On the other hand, Sebastian Berning of Powermetal praised the band's new musical influences, saying it would help them gain new fans without losing old ones. A song that often came to his mind while listening to Selfish Machines was "The Bird and the Worm" (2007) by the Used. Sergio Pereira of MusicReview called the record atypical of the average experimental record; rather, it was "a carefully constructed album, which still contains many infectious vocal hooks and musical spots to please sing-along fans", highlighting "Bulletproof Love" as an example.
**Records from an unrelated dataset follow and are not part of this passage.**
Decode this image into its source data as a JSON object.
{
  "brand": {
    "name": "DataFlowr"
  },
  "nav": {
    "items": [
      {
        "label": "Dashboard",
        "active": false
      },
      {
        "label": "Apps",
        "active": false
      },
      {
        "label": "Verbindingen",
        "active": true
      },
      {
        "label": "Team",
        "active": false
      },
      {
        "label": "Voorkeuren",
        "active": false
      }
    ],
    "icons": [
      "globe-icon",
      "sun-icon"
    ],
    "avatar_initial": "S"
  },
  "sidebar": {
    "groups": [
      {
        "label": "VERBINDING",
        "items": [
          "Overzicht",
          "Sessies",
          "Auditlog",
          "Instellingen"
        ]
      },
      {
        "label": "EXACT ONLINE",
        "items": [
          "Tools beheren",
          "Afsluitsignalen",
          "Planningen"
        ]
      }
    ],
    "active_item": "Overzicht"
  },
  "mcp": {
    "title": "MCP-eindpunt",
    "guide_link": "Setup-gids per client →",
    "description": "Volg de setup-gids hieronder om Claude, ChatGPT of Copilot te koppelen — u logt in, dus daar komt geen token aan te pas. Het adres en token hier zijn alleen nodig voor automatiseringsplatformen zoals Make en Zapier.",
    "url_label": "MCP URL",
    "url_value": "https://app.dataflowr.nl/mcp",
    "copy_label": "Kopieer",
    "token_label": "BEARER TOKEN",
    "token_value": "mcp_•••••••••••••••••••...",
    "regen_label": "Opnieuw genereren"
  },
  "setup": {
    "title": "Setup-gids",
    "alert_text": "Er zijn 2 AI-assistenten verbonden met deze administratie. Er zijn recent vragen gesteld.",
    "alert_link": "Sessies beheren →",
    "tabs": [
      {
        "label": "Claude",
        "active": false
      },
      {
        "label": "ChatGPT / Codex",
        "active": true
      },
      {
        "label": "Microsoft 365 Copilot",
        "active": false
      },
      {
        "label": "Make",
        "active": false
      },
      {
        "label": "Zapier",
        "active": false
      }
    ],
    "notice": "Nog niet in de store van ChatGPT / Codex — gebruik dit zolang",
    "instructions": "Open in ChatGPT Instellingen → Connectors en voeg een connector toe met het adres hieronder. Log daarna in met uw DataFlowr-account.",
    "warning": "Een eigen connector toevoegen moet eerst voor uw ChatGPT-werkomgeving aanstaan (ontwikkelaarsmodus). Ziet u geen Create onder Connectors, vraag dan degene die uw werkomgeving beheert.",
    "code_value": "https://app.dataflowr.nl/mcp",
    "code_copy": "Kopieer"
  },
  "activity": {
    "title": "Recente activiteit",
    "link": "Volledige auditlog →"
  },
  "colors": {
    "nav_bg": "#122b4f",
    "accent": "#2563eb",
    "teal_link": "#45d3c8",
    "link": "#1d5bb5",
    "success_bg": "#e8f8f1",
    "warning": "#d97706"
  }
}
However, Pereira also said that some listeners wouldn't enjoy Vic's voice, commenting, "I enjoy it, but I could understand if someone said he’s a bit too whiny or piercing."

==Track listing==
All songs written by Vic Fuentes, except where noted. All lyrics by Vic Fuentes.

Bonus tracks

| No. | Title | Length |
|---|---|---|
| 1. | "Besitos" (Vic Fuentes, Mike Fuentes, Dave Yaden) | 4:22 |
| 2. | "Southern Constellations" | 1:05 |
| 3. | "The Boy Who Could Fly" (V. Fuentes, M. Fuentes, Tom Denney) | 5:08 |
| 4. | "Caraphernelia" (featuring Jeremy McKinnon) | 4:28 |
| 5. | "Fast Times at Clairemont High" | 4:01 |
| 6. | "The New National Anthem" | 4:00 |
| 7. | "Bulletproof Love" | 3:57 |
| 8. | "Stay Away from My Friends" | 4:41 |
| 9. | "I Don't Care If You're Contagious" | 3:24 |
| 10. | "Disasterology" (V. Fuentes, M. Fuentes, Denney) | 3:26 |
| 11. | "Million Dollar Houses (The Painter)" | 4:01 |
| 12. | "The Sky Under the Sea" (V. Fuentes, M. Fuentes, Denney) | 4:33 |
| Total length: |  | 47:06 |

iTunes bonus track
| No. | Title | Length |
|---|---|---|
| 13. | "She Makes Dirty Words Sound Pretty" | 3:51 |

Japanese edition and 2013 reissue bonus track
| No. | Title | Length |
|---|---|---|
| 13. | "Kissing in Cars" | 4:17 |

Australian edition (hidden tracks)
| No. | Title | Length |
|---|---|---|
| 13. | "Caraphernelia" (Acoustic) | 3:37 |
| 14. | "Bulletproof Love" (Acoustic) | 3:58 |

==Personnel==
Personnel per digital booklet.

Pierce the Veil
- Vic Fuentes – vocals, rhythm guitar
- Tony Perry – lead guitar
- Jaime Preciado – bass
- Mike Fuentes – drums, percussion

Additional personnel
- Jeremy McKinnon – guest vocals on "Caraphernelia"
- Vanessa Harris – guest vocals on "Besitos" and "I Don't Care If You're Contagious"
- Mike Green – shredding chorus guitar riff on "Besitos"
- Johnny Meyer – pinch harmonic on "Besitos"

Production
- Mike Green – producer, engineer, mixing
- Vic Fuentes – co-producer
- Kyle Black, Vanessa Harris, Will McCoy – assistant engineers
- Alan Douches – mastering
- Phill Mamula – art direction, art concept, photography
- Bill Scoville – layout
- Kyle Crawford – logo
- Chris Laughter – documentary
- Dan Korneff – mixing (2013 reissue)

==Charts==

2010 chart performance
| Chart (2010) | Peak position |
|---|---|
| US Billboard 200 | 106 |
| US Heatseekers Albums (Billboard) | 1 |
| US Independent Albums (Billboard) | 16 |
| US Top Alternative Albums (Billboard) | 17 |
| US Top Hard Rock Albums (Billboard) | 9 |
| US Top Rock Albums (Billboard) | 31 |

2026 chart performance
| Chart (2026) | Peak position |
|---|---|
| UK Independent Albums (Official Charts) | 46 |
| UK Rock & Metal Albums (Official Charts) | 22 |

==Certifications==

Certifications
| Region | Certification | Certified units/sales |
| United States (RIAA) | Gold | 500,000^{‡} |
^{‡} Sales+streaming figures based on certification alone.